Knapp Emily A, Kress Amii M, Ghidey Ronel, Gorham Tyler J, Galdo Brendan, Petrill Stephen A, Aris Izzuddin M, Bastain Theresa M, Camargo Carlos A, Coccia Michael A, Cragoe Nicholas, Dabelea Dana, Dunlop Anne L, Gebretsadik Tebeb, Hartert Tina, Hipwell Alison E, Johnson Christine C, Karagas Margaret R, LeWinn Kaja Z, Maldonado Luis Enrique, McEvoy Cindy T, Mirzakhani Hooman, O'Connor Thomas G, O'Shea T Michael, Wang Zhu, Wright Rosalind J, Ziegler Katherine, Zhu Yeyi, Bartlett Christopher W, Lau Bryan
From the Department of Epidemiology, Johns Hopkins Bloomberg School of Public Health, Baltimore, MD.
IT Research & Innovation, Nationwide Children's Hospital, Columbus, OH.
Epidemiology. 2025 May 1;36(3):413-424. doi: 10.1097/EDE.0000000000001832. Epub 2025 Apr 1.
Collaborative research consortia provide an efficient method to increase sample size, enabling evaluation of subgroup heterogeneity and rare outcomes. In addition to missing data challenges faced by all cohort studies like nonresponse and attrition, collaborative studies have missing data due to differences in study design and measurement of the contributing studies.
We extend ROSETTA, a latent variable method that creates common measures across datasets collecting the same latent constructs with only partial overlap in measures, to define a common measure of socioeconomic status (SES) across cohorts with varying indicators in the Environmental influences on Child Health Outcomes Cohort, a consortium of pregnancy and pediatric cohorts.
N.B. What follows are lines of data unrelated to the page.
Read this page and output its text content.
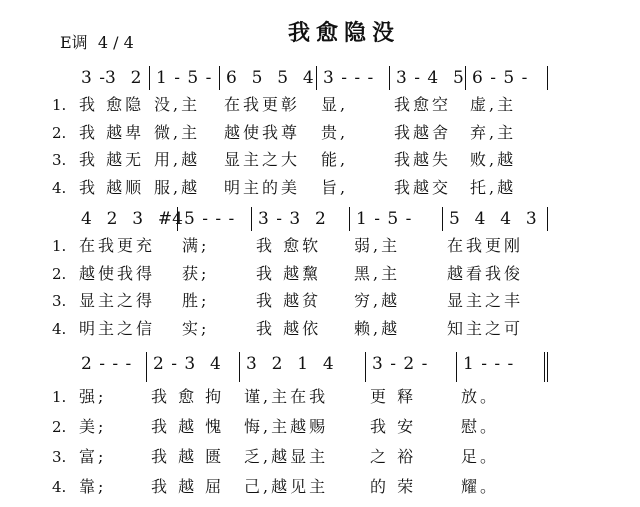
E调  4 / 4	我愈隐没
3 -3  2 1 - 5 - 6  5  5  4 3 - - -	3 - 4  5 6 - 5 -
1. 我 愈隐 没,主	在我更彰	显,	我愈空	虚,主
2. 我 越卑 微,主	越使我尊	贵,	我越舍	弃,主
3. 我 越无 用,越	显主之大	能,	我越失	败,越
4. 我 越顺 服,越	明主的美	旨,	我越交	托,越
4  2  3  #4 5 - - -	3 - 3  2	1 - 5 -	5  4  4  3
1. 在我更充	满;	我 愈软	弱,主	在我更刚
2. 越使我得	获;	我 越黧	黑,主	越看我俊
3. 显主之得	胜;	我 越贫	穷,越	显主之丰
4. 明主之信	实;	我 越依	赖,越	知主之可
2 - - -	2 - 3  4	3  2  1  4	3 - 2 -	1 - - -
1. 强;	我 愈 拘	谨,主在我	更 释	放。
2. 美;	我 越 愧	悔,主越赐	我 安	慰。
3. 富;	我 越 匮	乏,越显主	之 裕	足。
4. 靠;	我 越 屈	己,越见主	的 荣	耀。
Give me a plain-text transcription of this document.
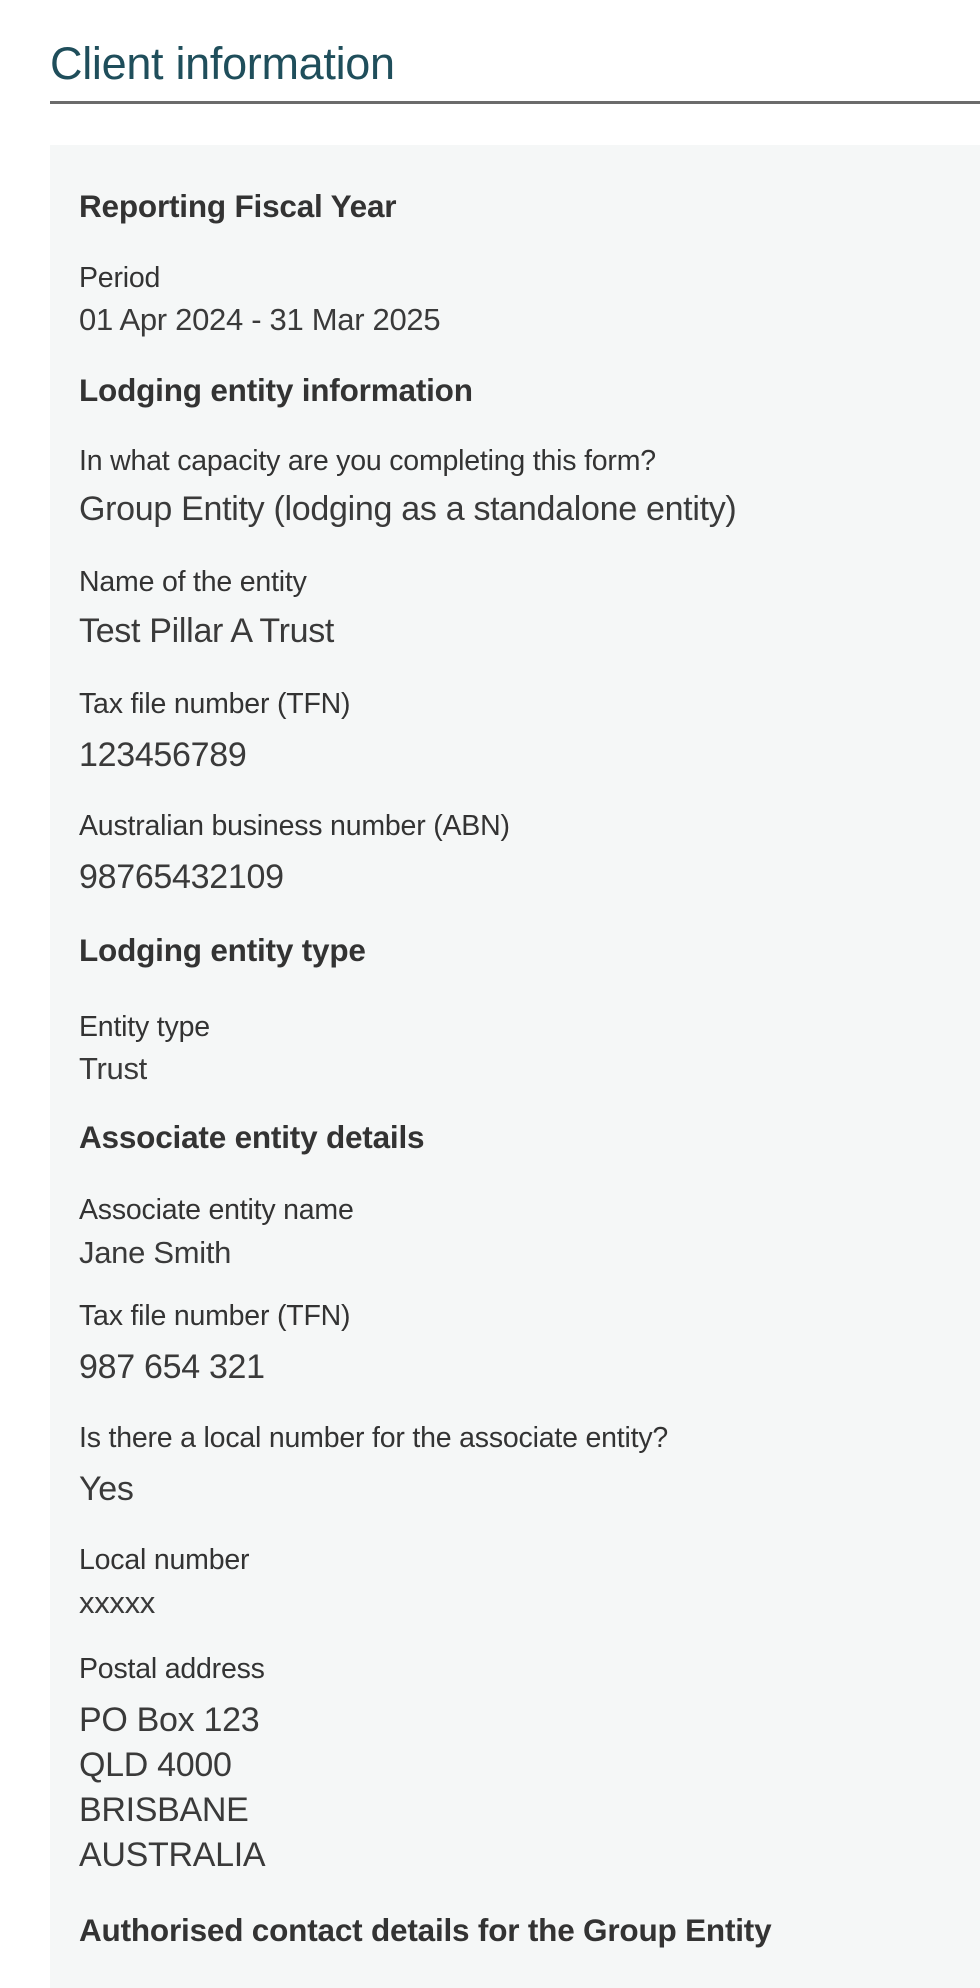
Client information
Reporting Fiscal Year
Period
01 Apr 2024 - 31 Mar 2025
Lodging entity information
In what capacity are you completing this form?
Group Entity (lodging as a standalone entity)
Name of the entity
Test Pillar A Trust
Tax file number (TFN)
123456789
Australian business number (ABN)
98765432109
Lodging entity type
Entity type
Trust
Associate entity details
Associate entity name
Jane Smith
Tax file number (TFN)
987 654 321
Is there a local number for the associate entity?
Yes
Local number
xxxxx
Postal address
PO Box 123
QLD 4000
BRISBANE
AUSTRALIA
Authorised contact details for the Group Entity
Starting with 52 indicators of prenatal SES from 39,372 participants across 53 cohorts, ROSETTA created three factors representing key domains of SES: income and education, insurance and poverty, and unemployment. At least one factor score was available for 34,528 participants and two factors were available for more participants than any single indicator. Factors fit the data well, had content validity, and were correlated with alternative measures of SES (for income and education factor, r = 0.40-0.89). Higher SES as measured by the factor scores was associated with lower odds of prenatal smoking: odds ratio income and education : 0.42 (95% confidence interval: 0.38, 0.45). Missing data were reduced compared with most methods, except for multiple imputation.
ROSETTA aids in pooled analysis of individual participant data by creating measures on a common scale and maximizing data in the presence of missing and mismatched measures.
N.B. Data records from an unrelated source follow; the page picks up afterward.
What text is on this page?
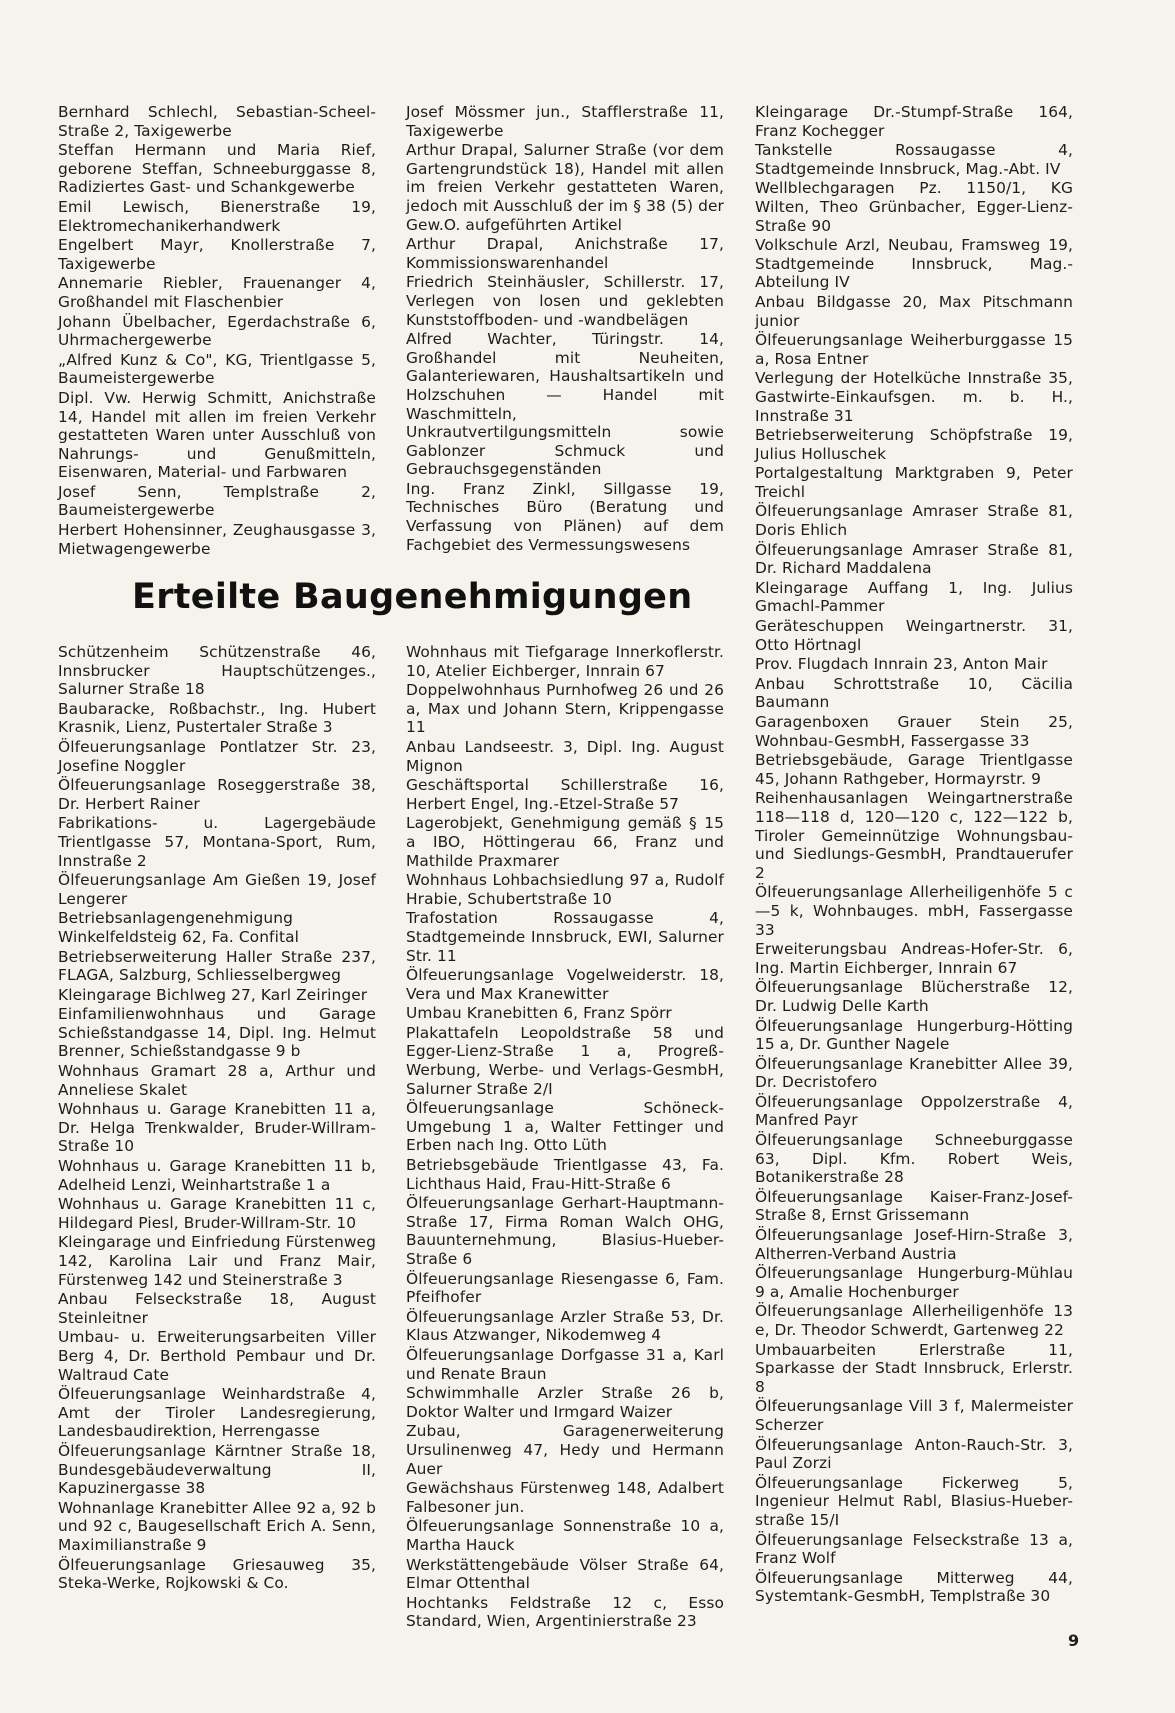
Bernhard Schlechl, Sebastian-Scheel-Straße 2, Taxigewerbe

Steffan Hermann und Maria Rief, geborene Steffan, Schneeburggasse 8, Radiziertes Gast- und Schankgewerbe

Emil Lewisch, Bienerstraße 19, Elektromechanikerhandwerk

Engelbert Mayr, Knollerstraße 7, Taxigewerbe

Annemarie Riebler, Frauenanger 4, Großhandel mit Flaschenbier

Johann Übelbacher, Egerdachstraße 6, Uhrmachergewerbe

„Alfred Kunz & Co", KG, Trientlgasse 5, Baumeistergewerbe

Dipl. Vw. Herwig Schmitt, Anichstraße 14, Handel mit allen im freien Verkehr gestatteten Waren unter Ausschluß von Nahrungs- und Genußmitteln, Eisenwaren, Material- und Farbwaren

Josef Senn, Templstraße 2, Baumeistergewerbe

Herbert Hohensinner, Zeughausgasse 3, Mietwagengewerbe

Josef Mössmer jun., Stafflerstraße 11, Taxigewerbe

Arthur Drapal, Salurner Straße (vor dem Gartengrundstück 18), Handel mit allen im freien Verkehr gestatteten Waren, jedoch mit Ausschluß der im § 38 (5) der Gew.O. aufgeführten Artikel

Arthur Drapal, Anichstraße 17, Kommissionswarenhandel

Friedrich Steinhäusler, Schillerstr. 17, Verlegen von losen und geklebten Kunststoffboden- und -wandbelägen

Alfred Wachter, Türingstr. 14, Großhandel mit Neuheiten, Galanteriewaren, Haushaltsartikeln und Holzschuhen — Handel mit Waschmitteln, Unkrautvertilgungsmitteln sowie Gablonzer Schmuck und Gebrauchsgegenständen

Ing. Franz Zinkl, Sillgasse 19, Technisches Büro (Beratung und Verfassung von Plänen) auf dem Fachgebiet des Vermessungswesens

Kleingarage Dr.-Stumpf-Straße 164, Franz Kochegger

Tankstelle Rossaugasse 4, Stadtgemeinde Innsbruck, Mag.-Abt. IV

Wellblechgaragen Pz. 1150/1, KG Wilten, Theo Grünbacher, Egger-Lienz-Straße 90

Volkschule Arzl, Neubau, Framsweg 19, Stadtgemeinde Innsbruck, Mag.-Abteilung IV

Anbau Bildgasse 20, Max Pitschmann junior

Ölfeuerungsanlage Weiherburggasse 15 a, Rosa Entner

Verlegung der Hotelküche Innstraße 35, Gastwirte-Einkaufsgen. m. b. H., Innstraße 31

Betriebserweiterung Schöpfstraße 19, Julius Holluschek

Portalgestaltung Marktgraben 9, Peter Treichl

Ölfeuerungsanlage Amraser Straße 81, Doris Ehlich

Ölfeuerungsanlage Amraser Straße 81, Dr. Richard Maddalena

Kleingarage Auffang 1, Ing. Julius Gmachl-Pammer

Geräteschuppen Weingartnerstr. 31, Otto Hörtnagl

Prov. Flugdach Innrain 23, Anton Mair

Anbau Schrottstraße 10, Cäcilia Baumann

Garagenboxen Grauer Stein 25, Wohnbau-GesmbH, Fassergasse 33

Betriebsgebäude, Garage Trientlgasse 45, Johann Rathgeber, Hormayrstr. 9

Reihenhausanlagen Weingartnerstraße 118—118 d, 120—120 c, 122—122 b, Tiroler Gemeinnützige Wohnungsbau- und Siedlungs-GesmbH, Prandtauerufer 2

Ölfeuerungsanlage Allerheiligenhöfe 5 c—5 k, Wohnbauges. mbH, Fassergasse 33

Erweiterungsbau Andreas-Hofer-Str. 6, Ing. Martin Eichberger, Innrain 67

Ölfeuerungsanlage Blücherstraße 12, Dr. Ludwig Delle Karth

Ölfeuerungsanlage Hungerburg-Hötting 15 a, Dr. Gunther Nagele

Ölfeuerungsanlage Kranebitter Allee 39, Dr. Decristofero

Ölfeuerungsanlage Oppolzerstraße 4, Manfred Payr

Ölfeuerungsanlage Schneeburggasse 63, Dipl. Kfm. Robert Weis, Botanikerstraße 28

Ölfeuerungsanlage Kaiser-Franz-Josef-Straße 8, Ernst Grissemann

Ölfeuerungsanlage Josef-Hirn-Straße 3, Altherren-Verband Austria

Ölfeuerungsanlage Hungerburg-Mühlau 9 a, Amalie Hochenburger

Ölfeuerungsanlage Allerheiligenhöfe 13 e, Dr. Theodor Schwerdt, Gartenweg 22

Umbauarbeiten Erlerstraße 11, Sparkasse der Stadt Innsbruck, Erlerstr. 8

Ölfeuerungsanlage Vill 3 f, Malermeister Scherzer

Ölfeuerungsanlage Anton-Rauch-Str. 3, Paul Zorzi

Ölfeuerungsanlage Fickerweg 5, Ingenieur Helmut Rabl, Blasius-Hueber-straße 15/I

Ölfeuerungsanlage Felseckstraße 13 a, Franz Wolf

Ölfeuerungsanlage Mitterweg 44, Systemtank-GesmbH, Templstraße 30

Erteilte Baugenehmigungen

Schützenheim Schützenstraße 46, Innsbrucker Hauptschützenges., Salurner Straße 18

Baubaracke, Roßbachstr., Ing. Hubert Krasnik, Lienz, Pustertaler Straße 3

Ölfeuerungsanlage Pontlatzer Str. 23, Josefine Noggler

Ölfeuerungsanlage Roseggerstraße 38, Dr. Herbert Rainer

Fabrikations- u. Lagergebäude Trientlgasse 57, Montana-Sport, Rum, Innstraße 2

Ölfeuerungsanlage Am Gießen 19, Josef Lengerer

Betriebsanlagengenehmigung Winkelfeldsteig 62, Fa. Confital

Betriebserweiterung Haller Straße 237, FLAGA, Salzburg, Schliesselbergweg

Kleingarage Bichlweg 27, Karl Zeiringer

Einfamilienwohnhaus und Garage Schießstandgasse 14, Dipl. Ing. Helmut Brenner, Schießstandgasse 9 b

Wohnhaus Gramart 28 a, Arthur und Anneliese Skalet

Wohnhaus u. Garage Kranebitten 11 a, Dr. Helga Trenkwalder, Bruder-Willram-Straße 10

Wohnhaus u. Garage Kranebitten 11 b, Adelheid Lenzi, Weinhartstraße 1 a

Wohnhaus u. Garage Kranebitten 11 c, Hildegard Piesl, Bruder-Willram-Str. 10

Kleingarage und Einfriedung Fürstenweg 142, Karolina Lair und Franz Mair, Fürstenweg 142 und Steinerstraße 3

Anbau Felseckstraße 18, August Steinleitner

Umbau- u. Erweiterungsarbeiten Viller Berg 4, Dr. Berthold Pembaur und Dr. Waltraud Cate

Ölfeuerungsanlage Weinhardstraße 4, Amt der Tiroler Landesregierung, Landesbaudirektion, Herrengasse

Ölfeuerungsanlage Kärntner Straße 18, Bundesgebäudeverwaltung II, Kapuzinergasse 38

Wohnanlage Kranebitter Allee 92 a, 92 b und 92 c, Baugesellschaft Erich A. Senn, Maximilianstraße 9

Ölfeuerungsanlage Griesauweg 35, Steka-Werke, Rojkowski & Co.

Wohnhaus mit Tiefgarage Innerkoflerstr. 10, Atelier Eichberger, Innrain 67

Doppelwohnhaus Purnhofweg 26 und 26 a, Max und Johann Stern, Krippengasse 11

Anbau Landseestr. 3, Dipl. Ing. August Mignon

Geschäftsportal Schillerstraße 16, Herbert Engel, Ing.-Etzel-Straße 57

Lagerobjekt, Genehmigung gemäß § 15 a IBO, Höttingerau 66, Franz und Mathilde Praxmarer

Wohnhaus Lohbachsiedlung 97 a, Rudolf Hrabie, Schubertstraße 10

Trafostation Rossaugasse 4, Stadtgemeinde Innsbruck, EWI, Salurner Str. 11

Ölfeuerungsanlage Vogelweiderstr. 18, Vera und Max Kranewitter

Umbau Kranebitten 6, Franz Spörr

Plakattafeln Leopoldstraße 58 und Egger-Lienz-Straße 1 a, Progreß-Werbung, Werbe- und Verlags-GesmbH, Salurner Straße 2/I

Ölfeuerungsanlage Schöneck-Umgebung 1 a, Walter Fettinger und Erben nach Ing. Otto Lüth

Betriebsgebäude Trientlgasse 43, Fa. Lichthaus Haid, Frau-Hitt-Straße 6

Ölfeuerungsanlage Gerhart-Hauptmann-Straße 17, Firma Roman Walch OHG, Bauunternehmung, Blasius-Hueber-Straße 6

Ölfeuerungsanlage Riesengasse 6, Fam. Pfeifhofer

Ölfeuerungsanlage Arzler Straße 53, Dr. Klaus Atzwanger, Nikodemweg 4

Ölfeuerungsanlage Dorfgasse 31 a, Karl und Renate Braun

Schwimmhalle Arzler Straße 26 b, Doktor Walter und Irmgard Waizer

Zubau, Garagenerweiterung Ursulinenweg 47, Hedy und Hermann Auer

Gewächshaus Fürstenweg 148, Adalbert Falbesoner jun.

Ölfeuerungsanlage Sonnenstraße 10 a, Martha Hauck

Werkstättengebäude Völser Straße 64, Elmar Ottenthal

Hochtanks Feldstraße 12 c, Esso Standard, Wien, Argentinierstraße 23

9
合作研究联盟提供了一种增加样本量的有效方法,能够评估亚组异质性和罕见结局。除了所有队列研究都面临的如无应答和失访等数据缺失挑战外,合作研究还因参与研究的设计和测量差异而存在数据缺失问题。
我们扩展了ROSETTA,这是一种潜在变量方法,可在收集相同潜在结构但测量指标仅有部分重叠的数据集之间创建共同测量指标,以在环境对儿童健康结局队列(一个由妊娠和儿科队列组成的联盟)中,为具有不同指标的队列定义社会经济地位(SES)的共同测量指标。
从53个队列中39372名参与者的52个产前SES指标开始,ROSETTA创建了代表SES关键领域的三个因素:收入与教育、保险与贫困以及失业。至少有一个因素得分的参与者有34528名,有两个因素得分的参与者比任何单一指标的都多。这些因素与数据拟合良好,具有内容效度,并且与SES的替代测量指标相关(对于收入与教育因素,r = 0.40 - 0.89)。通过因素得分衡量得出的较高SES与较低的产前吸烟几率相关:收入与教育因素的优势比为0.42(95%置信区间:0.38,0.45)。与大多数方法相比,除多重填补外,数据缺失情况有所减少。
ROSETTA通过在共同尺度上创建测量指标并在存在缺失和不匹配测量指标的情况下最大化数据,有助于对个体参与者数据进行汇总分析。